Di usianya ini Rini terlihat sangatlah matang, anggun seperti wanita Jawa bukan cantik semata cantik seperti perempuan baru gede. Di kantornya Rini adalah CSR senior. Ada satu lagi CSR namun masih terbilang baru. Memang ada pegawai yang lebih senior, namun itu di back office, Mbak Santi namanya ( kapan kapan saya ceritakan .. karena nanti ada hubungannya dengan Rini).
Jadi praktis target kinerja kantor sebagian besar menjadi tanggung jawab Rini.

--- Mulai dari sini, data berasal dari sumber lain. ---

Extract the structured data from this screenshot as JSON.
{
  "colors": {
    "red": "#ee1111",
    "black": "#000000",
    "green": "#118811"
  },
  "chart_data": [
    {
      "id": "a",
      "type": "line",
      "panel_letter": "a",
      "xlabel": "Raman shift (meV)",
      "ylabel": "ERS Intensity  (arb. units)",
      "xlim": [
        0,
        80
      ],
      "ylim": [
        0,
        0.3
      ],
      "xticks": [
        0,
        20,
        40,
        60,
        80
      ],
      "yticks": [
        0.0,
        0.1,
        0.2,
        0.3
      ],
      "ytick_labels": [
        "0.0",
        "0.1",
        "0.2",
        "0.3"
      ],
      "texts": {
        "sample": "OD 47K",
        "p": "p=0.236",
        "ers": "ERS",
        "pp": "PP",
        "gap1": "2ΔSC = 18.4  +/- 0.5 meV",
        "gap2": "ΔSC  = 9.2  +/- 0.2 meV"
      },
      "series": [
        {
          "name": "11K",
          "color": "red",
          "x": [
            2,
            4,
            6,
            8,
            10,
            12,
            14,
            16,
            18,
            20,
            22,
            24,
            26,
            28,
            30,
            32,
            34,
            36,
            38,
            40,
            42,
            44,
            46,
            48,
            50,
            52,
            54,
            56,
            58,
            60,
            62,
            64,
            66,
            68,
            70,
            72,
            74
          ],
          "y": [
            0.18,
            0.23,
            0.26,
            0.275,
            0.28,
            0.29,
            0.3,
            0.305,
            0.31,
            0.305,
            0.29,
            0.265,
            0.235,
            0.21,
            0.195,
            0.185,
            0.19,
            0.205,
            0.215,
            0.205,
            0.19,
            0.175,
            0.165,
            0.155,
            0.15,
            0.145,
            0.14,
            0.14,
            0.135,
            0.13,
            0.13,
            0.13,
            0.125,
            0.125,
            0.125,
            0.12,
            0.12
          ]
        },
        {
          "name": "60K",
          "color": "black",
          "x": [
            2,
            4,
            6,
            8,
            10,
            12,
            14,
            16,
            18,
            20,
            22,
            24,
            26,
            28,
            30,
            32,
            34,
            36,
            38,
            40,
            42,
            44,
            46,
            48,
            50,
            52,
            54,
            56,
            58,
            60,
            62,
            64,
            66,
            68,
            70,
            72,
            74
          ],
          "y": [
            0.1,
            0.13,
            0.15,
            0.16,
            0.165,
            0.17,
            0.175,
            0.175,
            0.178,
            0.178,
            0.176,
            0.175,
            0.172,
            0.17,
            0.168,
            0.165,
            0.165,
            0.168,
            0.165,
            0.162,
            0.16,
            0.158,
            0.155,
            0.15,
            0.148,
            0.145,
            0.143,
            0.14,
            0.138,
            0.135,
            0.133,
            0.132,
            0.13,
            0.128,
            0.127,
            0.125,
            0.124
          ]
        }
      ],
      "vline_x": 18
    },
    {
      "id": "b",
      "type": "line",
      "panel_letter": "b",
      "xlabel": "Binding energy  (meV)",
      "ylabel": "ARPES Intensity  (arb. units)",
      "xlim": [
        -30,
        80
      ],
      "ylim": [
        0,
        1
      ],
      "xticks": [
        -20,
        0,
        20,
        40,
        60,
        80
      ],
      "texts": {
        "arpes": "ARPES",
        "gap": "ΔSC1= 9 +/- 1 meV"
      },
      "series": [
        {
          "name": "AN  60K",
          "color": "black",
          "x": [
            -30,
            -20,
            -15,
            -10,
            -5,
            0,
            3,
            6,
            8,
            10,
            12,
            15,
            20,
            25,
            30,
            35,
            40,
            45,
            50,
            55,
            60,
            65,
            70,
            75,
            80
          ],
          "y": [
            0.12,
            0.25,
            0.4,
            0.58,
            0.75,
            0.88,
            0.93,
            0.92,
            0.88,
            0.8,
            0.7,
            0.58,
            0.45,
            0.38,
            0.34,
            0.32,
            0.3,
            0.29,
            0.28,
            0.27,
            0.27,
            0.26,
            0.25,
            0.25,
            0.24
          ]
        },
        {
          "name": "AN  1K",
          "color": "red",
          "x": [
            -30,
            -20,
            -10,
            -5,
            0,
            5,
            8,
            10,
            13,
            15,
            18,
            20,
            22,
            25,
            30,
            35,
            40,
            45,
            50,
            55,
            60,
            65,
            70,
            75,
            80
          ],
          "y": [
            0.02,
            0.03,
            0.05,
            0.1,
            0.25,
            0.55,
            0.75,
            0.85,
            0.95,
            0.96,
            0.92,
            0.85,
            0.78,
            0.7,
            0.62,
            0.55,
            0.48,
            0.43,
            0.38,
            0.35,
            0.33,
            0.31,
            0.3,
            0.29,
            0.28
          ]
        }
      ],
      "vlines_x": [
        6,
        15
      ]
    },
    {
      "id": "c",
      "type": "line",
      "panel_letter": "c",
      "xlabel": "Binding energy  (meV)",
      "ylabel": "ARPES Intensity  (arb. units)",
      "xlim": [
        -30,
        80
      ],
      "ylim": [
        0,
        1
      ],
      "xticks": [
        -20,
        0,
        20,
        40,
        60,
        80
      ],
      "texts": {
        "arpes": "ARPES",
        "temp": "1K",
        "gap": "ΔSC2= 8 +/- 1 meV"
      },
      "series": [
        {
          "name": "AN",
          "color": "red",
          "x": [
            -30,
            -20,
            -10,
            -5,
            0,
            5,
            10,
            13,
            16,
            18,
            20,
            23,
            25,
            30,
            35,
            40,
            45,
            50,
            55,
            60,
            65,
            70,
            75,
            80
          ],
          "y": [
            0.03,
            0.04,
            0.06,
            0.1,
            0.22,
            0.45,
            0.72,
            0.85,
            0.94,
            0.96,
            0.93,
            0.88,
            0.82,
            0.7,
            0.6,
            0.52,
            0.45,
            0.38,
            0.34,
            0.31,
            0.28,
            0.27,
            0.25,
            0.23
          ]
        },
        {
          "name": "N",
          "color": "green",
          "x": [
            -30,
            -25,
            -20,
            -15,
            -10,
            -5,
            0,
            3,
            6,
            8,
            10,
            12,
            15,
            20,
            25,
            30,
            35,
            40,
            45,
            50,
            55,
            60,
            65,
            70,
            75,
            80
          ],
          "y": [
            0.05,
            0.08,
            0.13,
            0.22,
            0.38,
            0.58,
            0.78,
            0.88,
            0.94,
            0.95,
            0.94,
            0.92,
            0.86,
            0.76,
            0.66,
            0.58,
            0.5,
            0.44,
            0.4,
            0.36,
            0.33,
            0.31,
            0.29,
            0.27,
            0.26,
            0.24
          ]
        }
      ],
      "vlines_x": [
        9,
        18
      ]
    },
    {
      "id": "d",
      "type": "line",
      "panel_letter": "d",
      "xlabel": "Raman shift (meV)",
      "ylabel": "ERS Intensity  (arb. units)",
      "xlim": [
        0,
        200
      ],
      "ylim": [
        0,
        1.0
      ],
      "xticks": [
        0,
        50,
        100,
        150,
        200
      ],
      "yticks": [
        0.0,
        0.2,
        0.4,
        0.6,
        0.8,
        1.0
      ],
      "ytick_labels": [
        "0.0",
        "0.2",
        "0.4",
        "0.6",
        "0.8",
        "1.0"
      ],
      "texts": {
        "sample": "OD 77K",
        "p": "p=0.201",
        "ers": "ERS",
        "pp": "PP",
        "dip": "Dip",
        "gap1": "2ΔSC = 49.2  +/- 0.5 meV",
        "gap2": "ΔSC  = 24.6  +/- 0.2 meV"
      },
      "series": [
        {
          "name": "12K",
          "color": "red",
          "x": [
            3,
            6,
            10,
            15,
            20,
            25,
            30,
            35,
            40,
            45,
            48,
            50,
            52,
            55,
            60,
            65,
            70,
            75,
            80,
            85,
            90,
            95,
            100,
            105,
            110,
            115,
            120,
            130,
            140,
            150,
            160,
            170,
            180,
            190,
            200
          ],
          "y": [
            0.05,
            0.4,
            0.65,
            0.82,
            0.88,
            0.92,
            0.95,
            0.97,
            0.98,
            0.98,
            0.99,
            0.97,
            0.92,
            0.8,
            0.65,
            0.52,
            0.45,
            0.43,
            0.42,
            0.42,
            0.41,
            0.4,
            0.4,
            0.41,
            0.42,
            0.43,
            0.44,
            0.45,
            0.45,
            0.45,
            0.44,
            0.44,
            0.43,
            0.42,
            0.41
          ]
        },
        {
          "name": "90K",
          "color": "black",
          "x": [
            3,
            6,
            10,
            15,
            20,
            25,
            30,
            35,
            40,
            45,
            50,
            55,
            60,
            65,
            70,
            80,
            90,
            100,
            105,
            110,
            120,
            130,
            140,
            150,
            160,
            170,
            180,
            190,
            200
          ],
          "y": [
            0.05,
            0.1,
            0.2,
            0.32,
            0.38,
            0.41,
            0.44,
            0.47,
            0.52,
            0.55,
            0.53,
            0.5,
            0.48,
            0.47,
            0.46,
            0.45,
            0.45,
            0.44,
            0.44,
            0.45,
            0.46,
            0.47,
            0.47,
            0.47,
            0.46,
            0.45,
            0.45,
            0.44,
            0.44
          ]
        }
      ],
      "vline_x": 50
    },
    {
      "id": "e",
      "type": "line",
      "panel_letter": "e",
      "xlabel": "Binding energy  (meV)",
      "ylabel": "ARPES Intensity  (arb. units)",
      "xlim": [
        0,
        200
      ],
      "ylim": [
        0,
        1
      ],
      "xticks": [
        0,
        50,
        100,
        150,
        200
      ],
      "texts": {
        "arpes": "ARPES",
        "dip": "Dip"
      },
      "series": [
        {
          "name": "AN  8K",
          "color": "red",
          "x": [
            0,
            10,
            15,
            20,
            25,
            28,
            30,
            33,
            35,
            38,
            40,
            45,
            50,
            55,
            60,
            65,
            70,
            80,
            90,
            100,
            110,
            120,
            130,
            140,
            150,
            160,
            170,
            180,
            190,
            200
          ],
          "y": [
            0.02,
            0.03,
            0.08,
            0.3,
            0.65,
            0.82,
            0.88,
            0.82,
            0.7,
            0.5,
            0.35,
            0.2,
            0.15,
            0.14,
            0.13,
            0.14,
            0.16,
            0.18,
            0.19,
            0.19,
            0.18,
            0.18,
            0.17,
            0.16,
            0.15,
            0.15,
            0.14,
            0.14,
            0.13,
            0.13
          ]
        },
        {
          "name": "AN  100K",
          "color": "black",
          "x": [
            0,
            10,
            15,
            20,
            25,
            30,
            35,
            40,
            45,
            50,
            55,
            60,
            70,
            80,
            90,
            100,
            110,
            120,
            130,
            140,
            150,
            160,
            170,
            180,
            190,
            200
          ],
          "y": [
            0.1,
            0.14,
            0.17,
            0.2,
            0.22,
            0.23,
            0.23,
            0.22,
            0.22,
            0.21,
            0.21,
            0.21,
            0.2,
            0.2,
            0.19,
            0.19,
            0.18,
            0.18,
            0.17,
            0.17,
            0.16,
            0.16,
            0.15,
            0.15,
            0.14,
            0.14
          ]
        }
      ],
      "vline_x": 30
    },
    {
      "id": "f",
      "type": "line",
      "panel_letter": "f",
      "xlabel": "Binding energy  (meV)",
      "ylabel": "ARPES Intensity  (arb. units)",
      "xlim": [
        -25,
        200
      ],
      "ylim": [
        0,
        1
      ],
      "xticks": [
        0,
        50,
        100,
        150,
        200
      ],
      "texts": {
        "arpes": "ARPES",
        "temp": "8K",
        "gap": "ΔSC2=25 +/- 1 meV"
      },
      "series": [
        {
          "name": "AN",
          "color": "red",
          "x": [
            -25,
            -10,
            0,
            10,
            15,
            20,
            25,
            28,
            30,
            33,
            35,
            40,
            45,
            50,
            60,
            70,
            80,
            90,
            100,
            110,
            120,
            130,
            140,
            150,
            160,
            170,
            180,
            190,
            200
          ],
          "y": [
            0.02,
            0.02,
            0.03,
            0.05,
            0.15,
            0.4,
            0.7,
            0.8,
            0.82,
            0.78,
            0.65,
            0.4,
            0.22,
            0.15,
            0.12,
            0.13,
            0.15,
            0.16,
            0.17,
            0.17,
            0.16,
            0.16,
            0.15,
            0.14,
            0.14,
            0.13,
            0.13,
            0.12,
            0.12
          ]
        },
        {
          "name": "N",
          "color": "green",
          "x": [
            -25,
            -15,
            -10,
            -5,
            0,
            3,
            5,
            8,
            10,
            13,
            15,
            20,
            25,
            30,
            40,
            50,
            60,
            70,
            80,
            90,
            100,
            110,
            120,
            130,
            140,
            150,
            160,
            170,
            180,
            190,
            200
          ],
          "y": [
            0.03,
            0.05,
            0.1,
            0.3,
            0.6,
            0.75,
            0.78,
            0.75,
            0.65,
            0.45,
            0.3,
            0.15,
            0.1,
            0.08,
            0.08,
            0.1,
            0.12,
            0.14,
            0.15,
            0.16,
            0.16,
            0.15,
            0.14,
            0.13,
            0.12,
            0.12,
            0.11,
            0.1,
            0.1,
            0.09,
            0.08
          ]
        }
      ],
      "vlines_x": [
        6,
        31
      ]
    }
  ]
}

Rini sudah berkeluarga. Rais nama suaminya. Menikah sudah hampir 3 tahun namun belum diberi anak. Rais sendiri adalah teman SMA Rini, namun baru intens bekenalan lagi ketika Rais membuka rekening perusahaan tempat Rais bekerja di kantor Rini. Setelah itu mereka berpacaran sebentar kemudian menikah. Rais sendiri semenjak bulan November ditugaskan kantornya, sebuah perusahaan ekspedisi terkenal, untuk membuka cabang di Makassar sekaligus menjabat sebagai kepala cabangnya. Karena kesibukannya mulai November sampai bulan Desember ini, Rais belum pernah pulang ke Kudus. Namun begitu pasangan ini tidak masalah, komunikasi tidak pernah lepas. Justru status LDR semakin menambah kemesraan Rini dan Rais. Untuk urusan ranjangpun sepertinya bukan menjadi hal yang cukup mengganggu. Meskipun tidak terlalu sering, kadangkala Rini dan Rais melakukan video sex, dan menurut pengakuan Rais, dia sangat puas melihat Rini telanjang dan masturbasi melalui video call. Untuk sementara cerita Rais kita skip dulu, nanti akan diceritakan POV Rais.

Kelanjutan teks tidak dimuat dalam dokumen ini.